Overriding with more informative types

[pjljvandelaar]

When overriding a function, the types of in and out arguments (including return arguments) can be changed according to The Liskov Substitution Principle.

In the example project attached below, the scale function of the Figure interface is a nice example

   function Scale (f : in FigureI; s : in Float) return FigureI is abstract
   overriding function Scale(c : in Circle; s : in Float) return Circle
   overriding function Scale(r : in Rectangle; s : in Float) return Rectangle

In the same example project, I tried to apply the Liskov Substitution Principle on the FigureGenerator and RectangleGenerator

function Generate (f : in FigureGeneratorI) return FigureI'Class is abstract;
overriding function Generate (r : in RectangleGenerator) return RectangleI'Class;

Despite that the compiler is aware of the relation between FigureI'Class and RectangleI'Class, Ada doesn't support that. I get the error messages

        22:15 subprogram "Generate" is not overriding
        15:9 type must be declared abstract or "Generate" overridden
        11:15 subprogram "Generate" is not overriding

I have done a number of experiments (with/without 'Class; with/without access). All failed. Some however with another message

operation can be dispatching in only one type

Note that without the substitution of types everything is fine.

I know of other languages that do allow this. I like the additional info on the return type and less need of type checking and casts. E.g. currently I need this code snippet (taken from the main module of the example project) despite the fact that I know a RectangleGenerator generates not just FigureI but even RectangleI instances.

  declare
      rg : constant RectangleGenerator.RectangleGenerator := RectangleGenerator.Make(3.0,4.0);
      f : constant FigureI'Class := rg.Generate;
   begin
       if f in Rectangle.RectangleI'Class then
         declare
            r : constant Rectangle.RectangleI'Class := Rectangle.RectangleI'Class(f);
         begin
            rectanglePut (r);
         end;
      end if;
  end;

Could Ada also support the Liskov Substitution Principle in more type hierarchies than just the overwriting type hierarchy?

The example project: OO.zip

During a meeting with AdaCore, Nexperia and ESI, we were asked by AdaCore to submit this issue to trigger a discussion to determine whether a RFC is justified.

[jere-software]

@pjljvandelaar I'm not against having covariant return, but I wanted to suggest maybe using a different example to show the problem better.

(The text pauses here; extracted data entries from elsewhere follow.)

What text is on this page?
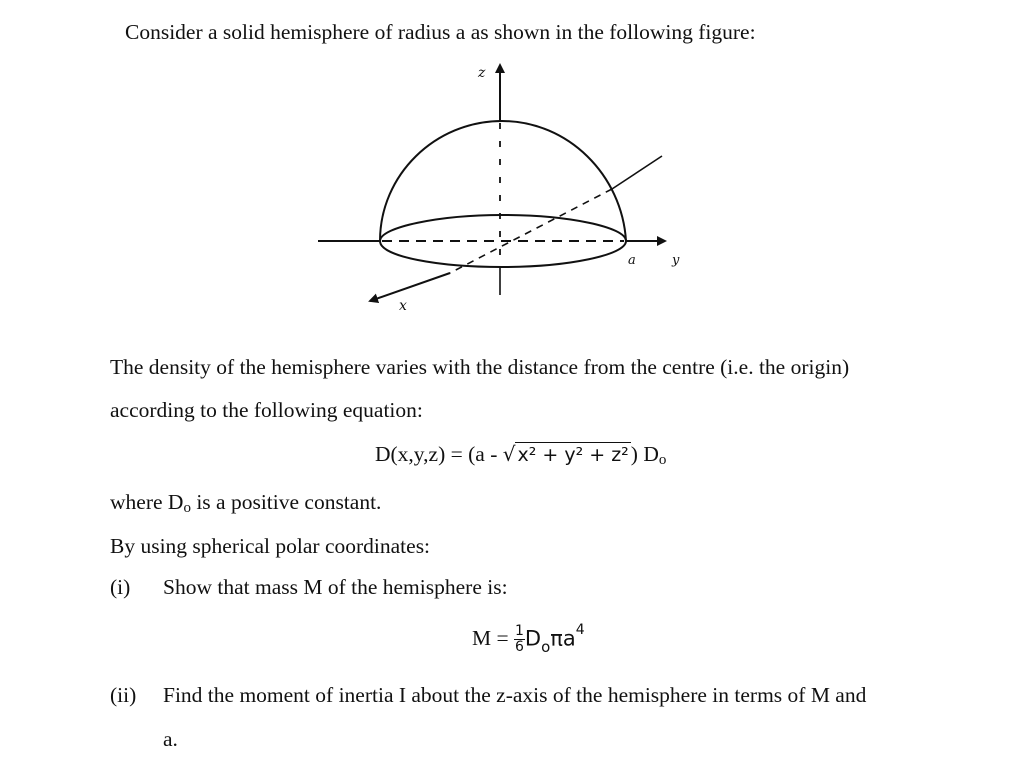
Consider a solid hemisphere of radius a as shown in the following figure:
z
x
a	y
The density of the hemisphere varies with the distance from the centre (i.e. the origin)
according to the following equation:
D(x,y,z) = (a - √ x² + y² + z²) $D_o$
where $D_o$ is a positive constant.
By using spherical polar coordinates:
(i) Show that mass M of the hemisphere is:
$M = \frac{1}{6} D_o\pi a^4$
(ii) Find the moment of inertia I about the z-axis of the hemisphere in terms of M and
a.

As it stands, if Ada did support covariant return, then nothing in your bottom example declare block would change. The variable "f" would still be of type FigureI'Class no matter what type Generate returned. If "f" were of type Rectangle1'Class, then Ada supports function overloads that differ by type, so a function with the same signature as Generate but that returned a Rectangle1'Class would be legal. It wouldn't technically be an override, but it may not need to be in the example provided.

Ada is in a mostly unique situation from other languages in that it supports both a) function overloads that differ only by return type and b) separte 'Class types from the specific types. That helps cover a lot of the applications where covariant return is nice (such as factories), so having an example that pin points a specific problem really would help the discussion.

[raph-amiard]

@jeremiahbreeden this is because @pjljvandelaar is hitting another limitation of Ada's OO, the infamous:

operation can be dispatching in only one type

Which forces him to use classwide types on his returns from primitives. This issue should probably be fixed first in order to really benefit from covariance in return types.

[jere-software]

@raph-amiard I get that. I'm more focused on an actual specific problem to solve with it. That's definitely a weakness in the language (from a usability standpoint), and I would really like to be able to return a dispatching type in those scenarios, but I'm trying to think of a program space problem that I would need to solve where covariant return (whether in Ada's current form or a form where you can return another dispatching type) would help. Again, I go back to my first statement to the OP: If we replaced all the RectangleI'Class with Rectangle1 and all the FigureI'Class with Figure1 and Ada allowed returning another dispatching type (and auto casting if you want), then the declare block in the example provided still would not really change because the type of "f" is still Figure1 so you would need to the inner declare block to recast it to a Rectangle1. Neither covariant return, nor multiple dispatching types, nor the combination of both really seems to affect the outcome of the example.

I'm definitely for adding covariant return (and for solving the multiple dispatch issue). I was just suggesting providing a more targetted example that showed where such a change would actually change the example code. I think it would help bolster the OP's case since no one was responding to the issue as of yet.

[raph-amiard]

@jeremiahbreeden terminology nit: you should not use the term "dispatching type" above. All you want is to return a precise type - not classwide, not dispatching.

I'm definitely for adding covariant return (and for solving the multiple dispatch issue). I was just suggesting providing a more targetted example that showed where such a change would actually change the example code. I think it would help bolster the OP's case since no one was responding to the issue as of yet.

That's fair! I'll see if I can craft such an example. Since this is an issue and not an RFC, we can do this kind of homework here before proposing an RFC.